I was in the air when the 2020 New Year started on the East Coast. With 40 minutes to spare before the West Coast New Year, I sped down La Cienega Blvd, trying to get “home” to kiss the once, love of my life. Making it with 10 minutes left in 2019, I parked, ate, smooched and woke up in California. I thought 2020 was it. I thought to myself what better time than now.
I was brave.
I put my effort into seeking a job on the other side of the United States, away from all that I knew.
I stopped fearing heartbreak and gave in to the love that I just can’t stop feeling.
I had plans, until I didn’t.
I started the new year literally 40 lbs lighter, happy in love, ready for the challenge, and eager to get it right. But boy oh boy, does life throw you lemons.
1/29 – we decided that the East Coast was the best option
2/22 – our relationship ended
3/20 – stay at home order took effect
4/11 – #YEAR31
5/15 – Rejection hurts
6/6 – I rode through the streets of Bowie, MD internally begging myself for forgiveness
7/16 – I was sure that I was depressed
8/6 – my “bia bia” turned one, children bring me joy
12/12 – found my “career purpose”
10/1 – I dealt with my surroundings
11/25 – I have a new family
12/31 – I’m writing this post.
Sometime at the top of the year I started this post. For months I tried to find the words. I got stuck between transparency and fear about anything I wanted to say. I wanted to spill my heart out about how emotionally painful this year has been for me. But that would be selfish to ignore the one thing we all have in common – A SHITTY ASS YEAR.

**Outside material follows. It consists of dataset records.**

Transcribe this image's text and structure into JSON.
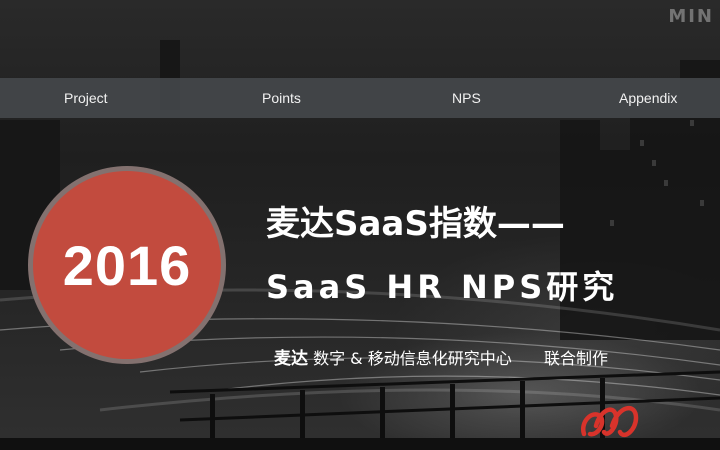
{
  "top_logo": "MIN",
  "nav": {
    "items": [
      {
        "label": "Project"
      },
      {
        "label": "Points"
      },
      {
        "label": "NPS"
      },
      {
        "label": "Appendix"
      }
    ]
  },
  "badge": {
    "year": "2016",
    "color": "#c24b3e"
  },
  "title": {
    "line1": "麦达SaaS指数——",
    "line2": "SaaS HR NPS研究"
  },
  "subtitle": {
    "brand": "麦达",
    "org": "数字 & 移动信息化研究中心",
    "suffix": "联合制作"
  },
  "colors": {
    "accent": "#c24b3e",
    "nav_bg": "#464a4e",
    "text": "#ffffff"
  },
  "icons": {
    "logo": "maida-logo-icon"
  }
}
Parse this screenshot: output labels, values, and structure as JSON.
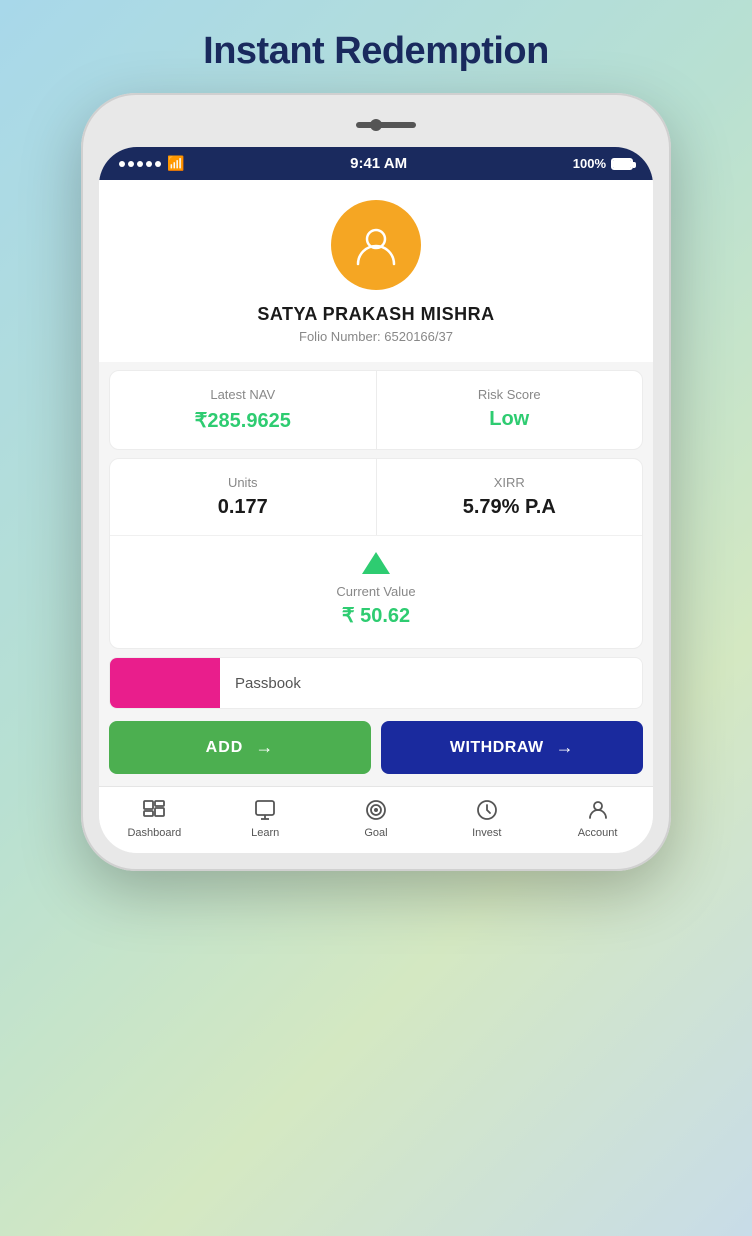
{
  "page": {
    "title": "Instant Redemption"
  },
  "statusBar": {
    "time": "9:41 AM",
    "battery": "100%"
  },
  "user": {
    "name": "SATYA PRAKASH MISHRA",
    "folioLabel": "Folio Number:",
    "folioNumber": "6520166/37"
  },
  "stats": {
    "navLabel": "Latest NAV",
    "navValue": "₹285.9625",
    "riskLabel": "Risk Score",
    "riskValue": "Low"
  },
  "metrics": {
    "unitsLabel": "Units",
    "unitsValue": "0.177",
    "xirrLabel": "XIRR",
    "xirrValue": "5.79% P.A",
    "currentValueLabel": "Current Value",
    "currentValueAmount": "₹ 50.62"
  },
  "passbook": {
    "label": "Passbook"
  },
  "buttons": {
    "add": "ADD",
    "withdraw": "WITHDRAW"
  },
  "nav": {
    "items": [
      {
        "label": "Dashboard",
        "icon": "dashboard-icon"
      },
      {
        "label": "Learn",
        "icon": "learn-icon"
      },
      {
        "label": "Goal",
        "icon": "goal-icon"
      },
      {
        "label": "Invest",
        "icon": "invest-icon"
      },
      {
        "label": "Account",
        "icon": "account-icon"
      }
    ]
  }
}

I’ve learned to be more present than any other time in my life because planning made this year harder than I expected. I loved on my friends and family in ways that I didn’t think could be possible. I was reminded that despite heartache, I am always loved. I’m grateful and growing.
It wasn’t all bad.
2/5 – paid my biggest debt
5/5 – cut my credit card debt in half
8/5 – jumped my credit score
12/5 – saved $4k more than I did last year
I made lemonade because life is generous. I won’t start the new year with a drawn-out plan because planning hurt my feelings more than anything in 2020. So, 2021 continue the lessons, I’m ready.